2. Deutscher Arbeitsrechtstag in Berlin – Entgrenzte Arbeitswelt –

Rechtsanwalt Stephan nahm als einer von etwa 300 Experten an dem 2. Deutschen Arbeitsrechtstag teil, der vom 27. bis 29. Januar 2016 in Berlin stattfand. Vertreter aus Wissenschaft, Politik, Arbeitsgerichtsbarkeit, Rechtsanwaltschaft, Gewerkschaften und Arbeitgeberverbänden diskutierten die Probleme, die sich aus der Digitalisierung ergeben und – unabhängig von dem Schlagwort der Industrie 4.0 – schon längst in die Arbeitswelt Eingang gefunden haben.

Das Home Office, die Möglichkeit auch außerhalb des Betriebes über Laptop, Tablet oder Smartphone zu arbeiten und vor allem auch außerhalb jeglicher üblichen Dienstzeit erreichbar zu sein, gehören längst zum Berufsalltag vieler Beschäftigten. Die gelebte Realität in der Arbeitswelt führt zu erheblichen Konflikten im Arbeitsschutz, am augenfälligsten zum Arbeitszeitgesetz.
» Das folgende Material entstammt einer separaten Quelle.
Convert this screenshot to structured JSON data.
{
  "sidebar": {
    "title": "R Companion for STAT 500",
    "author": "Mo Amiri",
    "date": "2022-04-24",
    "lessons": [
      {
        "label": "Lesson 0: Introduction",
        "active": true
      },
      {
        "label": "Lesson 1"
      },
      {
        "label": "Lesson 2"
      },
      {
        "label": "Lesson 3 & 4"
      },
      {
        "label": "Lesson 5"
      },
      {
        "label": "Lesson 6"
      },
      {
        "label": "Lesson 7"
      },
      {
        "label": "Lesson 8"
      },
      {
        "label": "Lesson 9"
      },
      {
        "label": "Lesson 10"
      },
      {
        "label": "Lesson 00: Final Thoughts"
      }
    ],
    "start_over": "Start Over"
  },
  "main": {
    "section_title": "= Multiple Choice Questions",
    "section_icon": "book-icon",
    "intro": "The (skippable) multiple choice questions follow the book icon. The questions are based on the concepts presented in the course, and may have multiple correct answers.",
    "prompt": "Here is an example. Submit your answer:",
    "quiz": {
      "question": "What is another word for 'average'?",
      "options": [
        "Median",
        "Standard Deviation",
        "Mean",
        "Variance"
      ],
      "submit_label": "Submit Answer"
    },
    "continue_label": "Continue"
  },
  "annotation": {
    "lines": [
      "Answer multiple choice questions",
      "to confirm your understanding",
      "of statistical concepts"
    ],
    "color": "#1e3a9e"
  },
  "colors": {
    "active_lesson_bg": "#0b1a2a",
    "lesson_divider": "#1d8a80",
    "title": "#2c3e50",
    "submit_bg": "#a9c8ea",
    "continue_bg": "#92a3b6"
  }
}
Dieses sieht zum Beispiel vor, dass der Arbeitnehmer nach Beendigung seiner Tätigkeit eine ununterbrochene Ruhepause von 11 Stunden bis zur Wiederaufnahme der Tätigkeit hat. Dies schließt aber aus, dass der Arbeitnehmer noch abends Mails seines Vorgesetzten erhält, liest und möglicherweise auch noch beantwortet. Unzulässig nach diesem Gesetz ist es ebenso, dass ein Arbeitnehmer zuhause noch einige Stunden arbeitet, wenn dadurch die Mindestruhezeit von 11 Stunden nicht mehr bis zur Wideraufnahme der Tätigkeit am nächsten Tag gewährleistet ist.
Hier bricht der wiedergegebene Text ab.